En résumé, la théologie islamique fut pendant trois siècles un exercice rigoureux de raison et d’intellect dans les écrits des Mutazilites. Cette forme particulière de théologie, fermement ancrée dans la raison et les systèmes de connaissance sapientiels, était qualifiée de « théologie spéculative » car elle explorait de nouveaux horizons intellectuels. Au contraire, la théologie qui a vu le jour après le XIIe siècle a été appelée « théologie dialectique » car elle n’était rien d’autre qu’une reformulation de croyances, de doctrines et de révélations théosophiques articulées dans des traités apologétiques ou spirituels sans originalité.
Le renouveau de Shah Wali-ullah
Cette « théologie dialectique » a dominé le paysage intellectuel de la scolastique islamique pendant plus de cinq siècles. Même des savants aussi éminents qu’Ibn Taymiyah, Ibn al Qayyim, Shatibi et Ibn Khaldun étaient des représentants de cette « théologie dialectique ». Les grands savants iraniens comme Mir Fendereski, Mulla Sadra et Baqir al-Majlisi faisaient également de cette catégorie.
Le premier penseur à avoir rétabli la raison dans la théologie islamique fut Shah Wali-ullah au XVIIIe siècle. Son ouvrage principal, L’Argument concluant de Dieu, a été la première tentative libérale d’ériger l’édifice de la théologie islamique sur des bases rationalistes, a soutenu Charles Kurzman dans Liberal Islam. Sir Syed Ahmad Khan a poursuivit ce travail sur les traces de Shah Wali-ullah en accordant plus de place à l’exercice de la raison.

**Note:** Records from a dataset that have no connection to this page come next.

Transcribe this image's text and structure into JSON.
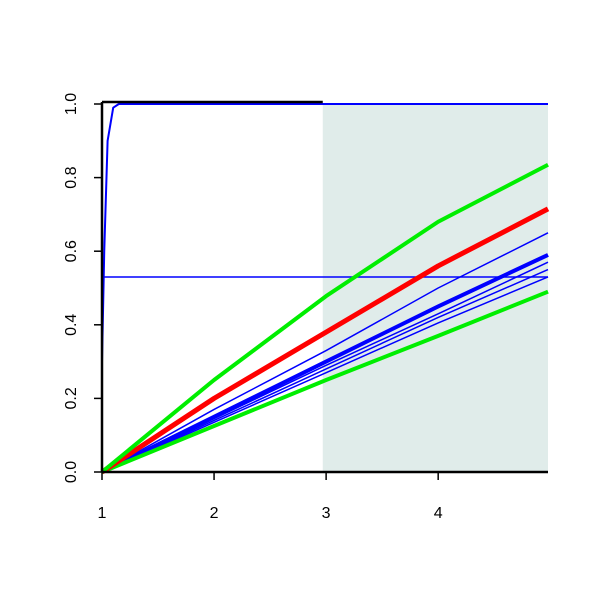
{
  "chart_data": {
    "type": "line",
    "xlim": [
      1,
      4.98
    ],
    "ylim": [
      0,
      1
    ],
    "xticks": [
      1,
      2,
      3,
      4
    ],
    "yticks": [
      {
        "value": 0,
        "label": "0.0"
      },
      0.2,
      0.4,
      0.6,
      0.8,
      {
        "value": 1,
        "label": "1.0"
      }
    ],
    "shaded_region": {
      "x": [
        2.97,
        4.98
      ],
      "color": "#e0ecea"
    },
    "series": [
      {
        "color": "#0000ff",
        "width": 1.5,
        "x": [
          1,
          4.98
        ],
        "values": [
          0.53,
          0.53
        ]
      },
      {
        "color": "#0000ff",
        "width": 1.5,
        "x": [
          1,
          2,
          3,
          4,
          4.98
        ],
        "values": [
          0,
          0.17,
          0.33,
          0.5,
          0.65
        ]
      },
      {
        "color": "#0000ff",
        "width": 1.5,
        "x": [
          1,
          2,
          3,
          4,
          4.98
        ],
        "values": [
          0,
          0.14,
          0.28,
          0.42,
          0.55
        ]
      },
      {
        "color": "#0000ff",
        "width": 1.5,
        "x": [
          1,
          2,
          3,
          4,
          4.98
        ],
        "values": [
          0,
          0.135,
          0.27,
          0.405,
          0.53
        ]
      },
      {
        "color": "#0000ff",
        "width": 1.5,
        "x": [
          1,
          2,
          3,
          4,
          4.98
        ],
        "values": [
          0,
          0.145,
          0.29,
          0.43,
          0.57
        ]
      },
      {
        "color": "#0000ff",
        "width": 4,
        "x": [
          1,
          2,
          3,
          4,
          4.98
        ],
        "values": [
          0,
          0.15,
          0.3,
          0.45,
          0.59
        ]
      },
      {
        "color": "#00ee00",
        "width": 4,
        "x": [
          1,
          2,
          3,
          4,
          4.98
        ],
        "values": [
          0,
          0.125,
          0.25,
          0.37,
          0.49
        ]
      },
      {
        "color": "#ff0000",
        "width": 5,
        "x": [
          1,
          2,
          3,
          4,
          4.98
        ],
        "values": [
          0,
          0.2,
          0.38,
          0.56,
          0.715
        ]
      },
      {
        "color": "#00ee00",
        "width": 4,
        "x": [
          1,
          2,
          3,
          4,
          4.98
        ],
        "values": [
          0,
          0.25,
          0.478,
          0.68,
          0.835
        ]
      },
      {
        "color": "#0000ff",
        "width": 2,
        "x": [
          1,
          1.02,
          1.05,
          1.1,
          1.15,
          2,
          3,
          4,
          4.98
        ],
        "values": [
          0.3,
          0.6,
          0.9,
          0.99,
          1,
          1,
          1,
          1,
          1
        ]
      }
    ]
  }
}
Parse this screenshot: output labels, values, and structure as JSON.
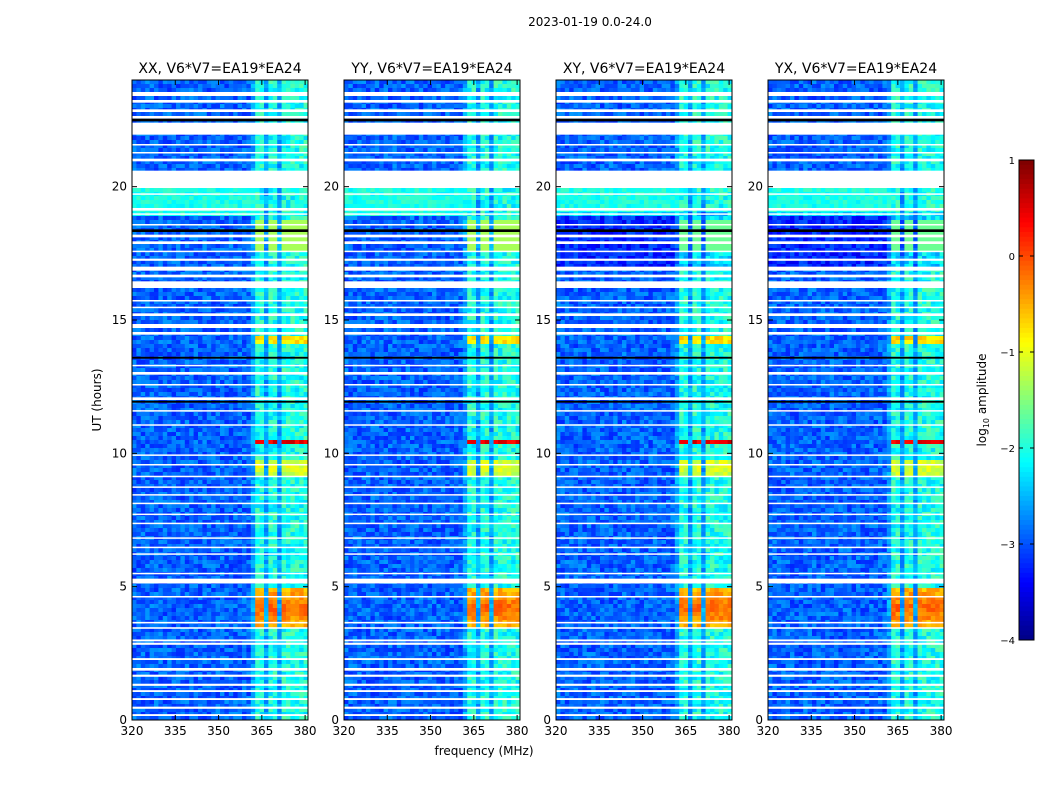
{
  "figure_title": "2023-01-19 0.0-24.0",
  "chart_data": {
    "type": "heatmap",
    "suptitle": "2023-01-19 0.0-24.0",
    "shared_xlabel": "frequency (MHz)",
    "shared_ylabel": "UT (hours)",
    "xlim": [
      320,
      381
    ],
    "ylim": [
      0,
      24
    ],
    "x_ticks": [
      "320",
      "335",
      "350",
      "365",
      "380"
    ],
    "y_ticks": [
      "0",
      "5",
      "10",
      "15",
      "20"
    ],
    "panels": [
      {
        "title": "XX, V6*V7=EA19*EA24"
      },
      {
        "title": "YY, V6*V7=EA19*EA24"
      },
      {
        "title": "XY, V6*V7=EA19*EA24"
      },
      {
        "title": "YX, V6*V7=EA19*EA24"
      }
    ],
    "colorbar": {
      "label_prefix": "log",
      "label_subscript": "10",
      "label_suffix": " amplitude",
      "range": [
        -4,
        1
      ],
      "ticks": [
        "1",
        "0",
        "−1",
        "−2",
        "−3",
        "−4"
      ],
      "colormap": "jet"
    },
    "channel_band_MHz": [
      361,
      381
    ],
    "channel_centers_MHz": [
      364,
      369,
      374,
      379
    ],
    "gap_rows_UT": [
      [
        0.15,
        0.22
      ],
      [
        0.42,
        0.5
      ],
      [
        0.75,
        0.82
      ],
      [
        1.05,
        1.12
      ],
      [
        1.28,
        1.36
      ],
      [
        1.62,
        1.7
      ],
      [
        1.85,
        1.95
      ],
      [
        2.25,
        2.32
      ],
      [
        2.82,
        2.9
      ],
      [
        2.95,
        3.02
      ],
      [
        3.42,
        3.48
      ],
      [
        3.62,
        3.68
      ],
      [
        4.6,
        4.65
      ],
      [
        5.12,
        5.3
      ],
      [
        5.48,
        5.52
      ],
      [
        6.2,
        6.25
      ],
      [
        6.45,
        6.5
      ],
      [
        6.8,
        6.85
      ],
      [
        7.35,
        7.4
      ],
      [
        7.7,
        7.74
      ],
      [
        8.1,
        8.15
      ],
      [
        8.42,
        8.47
      ],
      [
        8.72,
        8.76
      ],
      [
        9.12,
        9.16
      ],
      [
        9.55,
        9.6
      ],
      [
        9.92,
        9.96
      ],
      [
        11.05,
        11.09
      ],
      [
        11.58,
        11.62
      ],
      [
        12.0,
        12.1
      ],
      [
        12.55,
        12.6
      ],
      [
        12.95,
        13.05
      ],
      [
        13.28,
        13.32
      ],
      [
        14.45,
        14.55
      ],
      [
        14.7,
        14.85
      ],
      [
        15.15,
        15.25
      ],
      [
        15.45,
        15.5
      ],
      [
        15.7,
        15.75
      ],
      [
        16.2,
        16.45
      ],
      [
        16.6,
        16.7
      ],
      [
        16.85,
        17.0
      ],
      [
        17.22,
        17.3
      ],
      [
        17.55,
        17.6
      ],
      [
        17.85,
        17.95
      ],
      [
        18.1,
        18.2
      ],
      [
        18.55,
        18.6
      ],
      [
        18.95,
        19.0
      ],
      [
        19.1,
        19.2
      ],
      [
        19.7,
        19.75
      ],
      [
        19.95,
        20.6
      ],
      [
        20.95,
        21.05
      ],
      [
        21.25,
        21.3
      ],
      [
        21.55,
        21.6
      ],
      [
        21.95,
        22.4
      ],
      [
        22.55,
        22.65
      ],
      [
        22.8,
        22.9
      ],
      [
        23.15,
        23.25
      ],
      [
        23.4,
        23.55
      ]
    ],
    "black_rows_UT": [
      [
        13.55,
        13.62
      ],
      [
        11.9,
        11.97
      ],
      [
        18.3,
        18.4
      ],
      [
        22.45,
        22.55
      ]
    ],
    "rfi_events": [
      {
        "center_UT": 4.2,
        "half_width_UT": 0.7,
        "level": -0.1,
        "note": "strong burst across channels"
      },
      {
        "center_UT": 10.45,
        "half_width_UT": 0.1,
        "level": 0.5,
        "note": "sharp red line at ~10.4 h"
      },
      {
        "center_UT": 14.3,
        "half_width_UT": 0.15,
        "level": -0.7
      },
      {
        "center_UT": 9.5,
        "half_width_UT": 0.3,
        "level": -1.0
      }
    ],
    "background_level": -2.9
  }
}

Mais c’était à la reconstruction de la pensée religieuse en Islam de Muhammad Iqbal que la théologie spéculative islamique moderne a donné une forme définitive. Iqbal, dans cet ouvrage classique, a utilisé l’épistémologie rationnelle pour clarifier la logique des principes islamiques.
Comme les Mu’tazilites de l’époque médiévale, Iqbal a utilisé le raisonnement philosophique moderne de l’Occident pour construire une interprétation moderniste de l’Islam. La théosophie intuitive, le traditionalisme normatif et l’illumination gnostique étaient soumis à la raison, selon le système de pensée interprétatif iqbalien.
En mettant en œuvre son ou ses modèles de raisonnement innovants, Iqbal a réinterprété les concepts classiques d’« Ijtihad », « ijma’ », « ihya » et « Islah » dans le but de les investir de notions modernes telles que la progression, la continuité et l’authenticité. . Ce cadre analytique, qui rappelle l’école mu’tazilite, a établi une base solide pour l’école rationaliste, une source épistémologique lui permettant de revivre et de prospérer.
L’héritage d’Iqbal
La raison, dans cette reconceptualisation théologique et dans cette reformulation de la scolastique, n’est pas seulement une source, mais la source principale des tentatives d’explorer de nouvelles voies théologiques.
Ainsi, Iqbal, dans sa quête de redécouverte de modèles de raisonnement innovants, a transformé la « théologie dialectique » dépourvue de toute impulsion créatrice en « théologie spéculative » qui était autrefois la caractéristique révélatrice de la théologie islamique classique à son apogée.
En langage philosophique, cette théologie spéculative est une manifestation moderne du mu’tazilisme médiéval. Iqbal est-il le fondateur du « néo-mutazilisme en Islam » ? En parcourant la Reconstruction de la pensée religieuse en Islam , on ne peut qu’être convaincu que l’émergence du néo-mutazilisme est imputable à l’œuvre intellectuelle de Muhammad Iqbal.